Tuesday, November 9, 2010

Kids are Mean.

That's how I'm feeling right now.
Some kids are just plain mean.

Why? I don't know.
Do they see it modeled at home?
Do they hear their parents speaking harshly toward them or others?
Are they not valued so much that they feel that in their souls and take it out on others?
I don't know any of the answers.

I do know that days like today make me want to hug my kids close,
whisper reassurance that they are perfect in my eyes.
Remind them that God loves them even more than I do,
and He doesn't care what color their skin is,
how they speak,
or what their hair looks like.

I so badly want them to know that what really matters is their hearts.
What really matters is how they treat other people.
What really matters is how they love God and follow Him.

Pray with me that I will be able to raise children who value Him more than the world.
Pray with me that I will raise children who are soft spoken.
Pray with me that I will raise children who desire to live counter-culturally.

1 comment:

Amanda said...

I have had those feelings before. I have always taught my kid to be kind to everyone and understanding of differences. In Kindergarten we struggled first with a little girl in his class that teased him regularly only to find out she was the granddaughter of his teacher. I went in to talk to his teacher about the little girl. I expected to say some very strong words about this little girl, but the Lord softened my heart and I was very reasonable in my conversation. Later that same year Scottie defended a little girl against a group of little boys that were picking on her. That group then took up bullying him. Once again the teacher and now principal did nothing. It is so difficult. I asked the same questions you did. It was hard and at first I was angry at the kids but once again the Lord softened my heart and I realized such meanness came from somewhere else.
I questioned quitting school and homeschooling, but the Lord opened a beautiful avenue in a school where kindness is taught alongside with the scholastic curriculum and bullying is not tolerated. Pray and love and know you and God are enough to help them feel perfect.

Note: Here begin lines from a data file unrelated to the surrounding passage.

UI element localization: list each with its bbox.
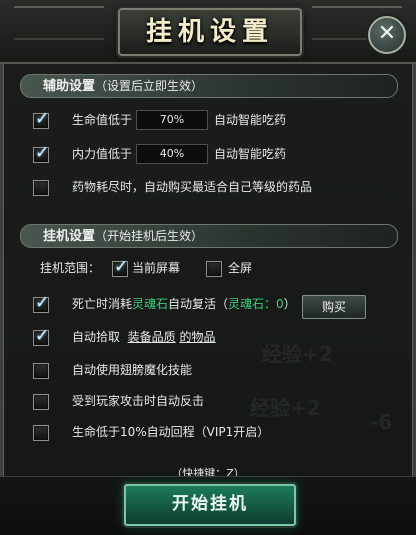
revive-prefix: 死亡时消耗 [72,297,133,311]
range-full-checkbox[interactable] [206,261,222,277]
background-decoration: 经验+2 [262,342,333,366]
auto-revive-text: 死亡时消耗灵魂石自动复活（灵魂石：0） [72,294,296,314]
hp-threshold-label: 生命值低于 [72,113,133,127]
background-decoration: -6 [370,410,393,434]
checkmark-icon: ✓ [114,257,129,277]
range-label: 挂机范围： [40,261,101,275]
assist-section-title: 辅助设置 [43,79,96,94]
ornament-left [14,6,104,40]
soulstone-count: 灵魂石：0 [228,297,284,311]
start-hangup-button[interactable]: 开始挂机 [124,484,296,526]
hp-suffix-label: 自动智能吃药 [214,113,287,127]
soulstone-name: 灵魂石 [132,297,169,311]
counter-attack-checkbox[interactable] [33,394,49,410]
checkmark-icon: ✓ [35,326,50,346]
mp-suffix-label: 自动智能吃药 [214,147,287,161]
checkmark-icon: ✓ [35,143,50,163]
checkmark-icon: ✓ [35,293,50,313]
mp-potion-checkbox[interactable]: ✓ [33,143,49,163]
auto-buy-checkbox[interactable] [33,180,49,196]
hangup-section-title: 挂机设置 [43,229,96,244]
background-decoration: 经验+2 [250,396,321,420]
close-icon: ✕ [377,21,397,46]
range-current-checkbox[interactable]: ✓ [112,257,128,277]
auto-return-checkbox[interactable] [33,425,49,441]
pickup-prefix: 自动拾取 [72,330,121,344]
revive-middle: 自动复活（ [168,297,229,311]
window-title: 挂机设置 [145,17,274,47]
hangup-section-header: 挂机设置（开始挂机后生效） [20,224,398,248]
counter-attack-label: 受到玩家攻击时自动反击 [72,394,205,408]
buy-soulstone-button[interactable]: 购买 [302,295,366,319]
assist-section-header: 辅助设置（设置后立即生效） [20,74,398,98]
hp-threshold-input[interactable]: 70% [136,110,208,130]
hangup-section-subtitle: （开始挂机后生效） [95,229,204,243]
assist-section-subtitle: （设置后立即生效） [95,79,204,93]
revive-close: ） [283,297,296,311]
mp-threshold-input[interactable]: 40% [136,144,208,164]
range-full-label: 全屏 [228,261,253,275]
auto-revive-checkbox[interactable]: ✓ [33,293,49,313]
hp-potion-checkbox[interactable]: ✓ [33,109,49,129]
title-bar: 挂机设置 ✕ [0,0,416,64]
items-link[interactable]: 的物品 [180,330,216,344]
mp-threshold-label: 内力值低于 [72,147,133,161]
auto-return-label: 生命低于10%自动回程（VIP1开启） [72,425,270,439]
wing-skill-label: 自动使用翅膀魔化技能 [72,363,193,377]
wing-skill-checkbox[interactable] [33,363,49,379]
checkmark-icon: ✓ [35,109,50,129]
auto-buy-label: 药物耗尽时，自动购买最适合自己等级的药品 [72,180,313,194]
equipment-quality-link[interactable]: 装备品质 [128,330,176,344]
range-current-label: 当前屏幕 [132,261,181,275]
auto-pickup-checkbox[interactable]: ✓ [33,326,49,346]
close-button[interactable]: ✕ [368,16,406,54]
auto-pickup-text: 自动拾取 装备品质 的物品 [72,327,216,347]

On an upbeat, I thought about you and your sweet boys today. I ran our preschool program at the museum. I had beautiful boy who had recently been adopted from Africa. He did not even want to leave his mother's lap at first, but by the end he was letting me help him with his weaving project. It was such an enjoyment. He was such a sweetie and I loved watching his eyes light up as he ground corn and played our drum. He even sang along as we learned a Navajo song. He started out not sure that he wanted to be there and when they left he didn't want to go. I didn't get to ask much of the mom, she just apologized for his reluctance in the beginning and explained it with the tid bit on his adoption. I am excited to see him next month.

I pray with you for both your children and my son. I hope there are enough of us to raise a generation that will love others and stand against the meanness that riddles our society.